‘Everyone knows that a hungry child can’t learn’

‘Everyone knows that a hungry child can’t learn’

It was -2 C outside, the snow was falling and Jaiminder Kang was thankful that The Vancouver Sun Children’s Fund had made it possible for her Surrey school to have a collection of new boots, mitts, scarves and toques on-hand.

Without them, children whose families are struggling to pay the rent and find enough money to eat and clothe themselves would be left to face the winter inadequately dressed including the child who didn’t have a winter coat.

“They would be coming to school in old sneakers which don’t have any warmth and are not waterproof,” said Kang, principal of James Ardiel Elementary. “Sometimes we see them wearing their dad’s oversized mitts — their parents are trying every way they can … but if we can help, let’s just do it. It’s really amazing to see the smiles on the kids’ faces as they pick their new mitts or toques and boots.

“And it was nice to see that child who needed a coat all bundled up and warm in the snow because we were able to buy her one.”

Last year the school, which is in a low-income area of the city, received $4,500 in emergency funds from The Sun’s Adopt-A-School (AAS) campaign and is seeking a similar amount for this school year.

The fund is used to help families deal with emergencies such as running out of money and food during the month or when they don’t have money for their children’s clothing or bus fares.

A fifth of the school’s 420 families are defined as low income, about a third are single parent families and 45 per cent speak a language other than English at home as the school has many new Canadian and refugee families.

Some of them are being overwhelmed by a cost-of-living crisis as can be seen by the number of children arriving at school hungry each morning.

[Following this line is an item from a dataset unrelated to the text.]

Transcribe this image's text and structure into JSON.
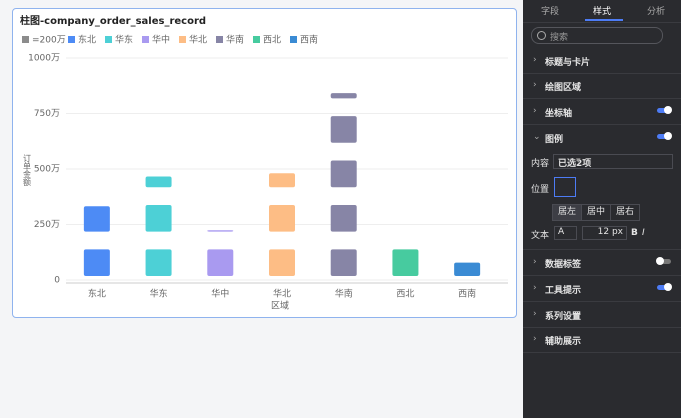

“Our families are feeling the impact of inflation and some are unable to make ends meet. They are making sure the rent and bills are paid but after that are having difficulty taking care of their basic needs — food, clothing, hygiene products,” she said.

Kang sees the stress of this on the faces of her students.

“I’ve noticed the impact on the kids whose families need food support. They feel the tension and worry of their parents. The (AAS) money is critical to support our families — these funds really matter,” she said.

The school is part of the school district’s Attendance Matters program that provides breakfast for hungry children who, without the prospect of food, might otherwise be skipping school. AAS has provided money to support this program since 2011 and this year is being asked to raise $100,000 to feed more than 700 children.

It’s for all the reasons above that Vancouver lawyer Jack Kowarsky continues to support AAS. Kowarsky is a director of the Lohn Foundation, which has contributed $550,000 to AAS since 2015.

“My interest is in the well-being of children arriving at school hungry,” said Kowarsky, 83, a Holocaust survivor who was born in Poland on the eve of the Second World War and whose family came to Canada as refugees when the conflict ended.

“Education is the key to helping children advance in life. I know that from my own experience. Children are our most important asset and we have to do all we can to help them learn and prosper in school. And everyone knows that a hungry child can’t learn,” he said.

This year AAS has received more than 170 requests totalling almost $2 million from schools seeking to feed and clothe impoverished children and to help families that are unable to adequately provide for them.